A year after budget crisis, UK debt faces fresh pensions headwind

Britain’s pensions industry, Europe’s biggest, is posing a new challenge to the country’s 2 trillion pound ($2.5 trillion) government bond market a year on from the “mini-budget” crisis that put the sector at the centre of financial stability fears.

Pension funds are big buyers of UK debt, known as gilts, but they are likely to step back just as the Bank of England (BoE) reduces its own holdings faster and debt issuance remains high, adding pressure on British borrowing costs.

Benefiting from the highest interest rates since 2008, pension funds are better funded to meet future payouts than they have been in years.

To take advantage of this strength, funds are rushing to purchase bulk annuity policies from insurers, to whom they transfer pension liabilities along with some assets, reducing balance sheet uncertainty.

Because insurers hold a lot less government debt than pension funds, favouring higher-return assets such as corporate debt, they are expected to sell some of the gilts they receive.

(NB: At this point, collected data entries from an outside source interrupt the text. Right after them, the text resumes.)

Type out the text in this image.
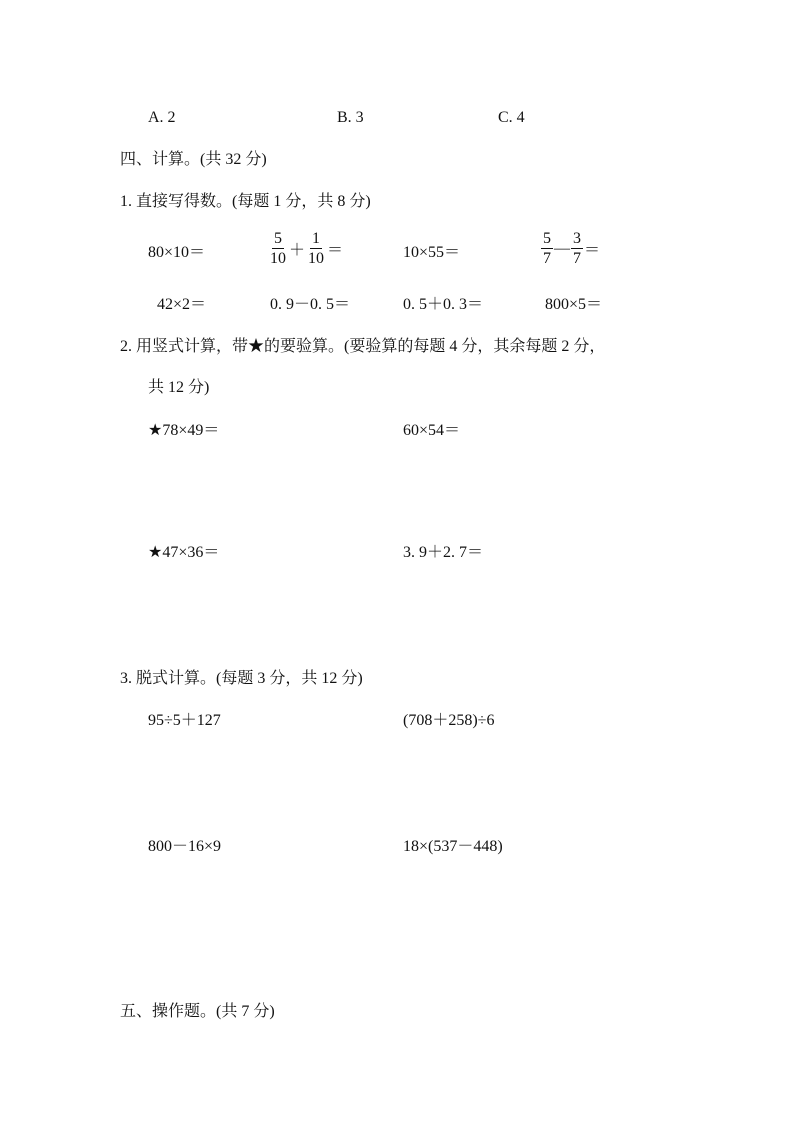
A. 2	B. 3	C. 4
四、计算。(共 32 分)
1. 直接写得数。(每题 1 分，共 8 分)
80×10＝	$\frac{5}{10} + \frac{1}{10}$ ＝	10×55＝	$\frac{5}{7}$ — $\frac{3}{7}$ ＝
42×2＝	0. 9－0. 5＝	0. 5＋0. 3＝	800×5＝
2. 用竖式计算，带★的要验算。(要验算的每题 4 分，其余每题 2 分，
共 12 分)
★78×49＝	60×54＝
★47×36＝	3. 9＋2. 7＝
3. 脱式计算。(每题 3 分，共 12 分)
95÷5＋127	(708＋258)÷6
800－16×9	18×(537－448)
五、操作题。(共 7 分)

Big asset managers have turned positive on gilts recently, lured in by high yields and confidence that inflation is finally easing.

Yet the notion that pension funds, who along with insurers hold a quarter of outstanding gilts, may step back, is unsettling a year after a rout in gilts saw pension funds dump UK bonds in fire sales to meet collateral calls from Liability-Driven Investment (LDI) funds.

“Pension fund appetite for gilts was obviously questioned during that LDI episode,” said Chris Jeffery, head of rates and inflation strategy at Legal and General Investment Management.

“It’s unclear the extent to which that will ever go back to what it was.”

NEW TREND

The deals between pensions funds and insurers — buy-outs and buy-ins — reached a record 20.2 billion pounds in the first half of 2023, estimate pension consultants Lane Clark & Peacock, who expect a surge to 45 billion pounds this year and as much as 600 billion pounds over the next decade.

“There’s a net sale of gilts for every buyout that happens,” said Barry Kenneth, chief investment officer of the Pension Protection Fund, which protects corporate pensioners.

The scale of gilt selling by insurers that could result will depend on interest rates and insurers’ capacity to take on pension liabilities. But investors say it shouldn’t be underestimated.

While pension funds hold roughly 50% of their assets in gilts, insurers only hold 15%, Van Lanschot Kempen Investment Management estimates based on funds it has studied this year.

It expects insurers to sell 100 to 150 billion pounds of the gilts they take over from pension funds in the coming years.

“That’s a significant number that will be flowing out of the gilt market,” head of client advice Arif Saad said.

“KEY CONCERN”

Pension funds couldn’t step back at a worse time given Britain’s high funding needs and weakening economy.

It is selling 240 billion pounds of debt this year, a record, save for 2020-21. The amount private buyers need to buy will remain elevated for years as interest payments rise and the BoE, its biggest creditor holding 30% of its debt, decided on Thursday to reduce its holdings faster, by 100 billion pounds over the next year.

Craig Inches, head of rates and cash at Royal London Asset Management, called simultaneous sales of pension fund and BoE gilt holdings “a key concern” for Britain’s debt management agency.

Investors already see signs of their dwindling demand raising borrowing costs, one being a recent rise in longer-dated yields relative to shorter ones.

“Historically UK defined benefit pension schemes have been one of the material buyers of long-dated UK government bonds. We’re seeing their appetite has materially diminished versus years gone by,” said Owen Davies, LDI solutions manager at Schroders, citing anticipation of transfers to insurers as a key reason.

A spokesperson said Britain’s debt agency was well aware of the pensions transfers and their potential to impact gilt demand, but expects pension funds and insurers to remain a “very important” investor base, continuing to show strong demand for longer-dated gilts.

Maintaining its diversified investor base will continue to ensure a reduction in demand from one sector doesn’t inhibit funding ability and market liquidity, the spokesperson added.

The BoE, which monitors market conditions closely, declined to comment.

Helped by the pension fund demand of past years, Britain’s average debt life is around 15 years, more than double the U.S. and Germany’s.

Britain has already started skewing its funding towards shorter debt this year, citing high borrowing needs, a move investors reckon also reflects declining pension fund appetite.

“It’s going to take a long time… to ship the supertanker of the debt stock from where it is today to align it more closely with global norms,” LGIM’s Jeffery said.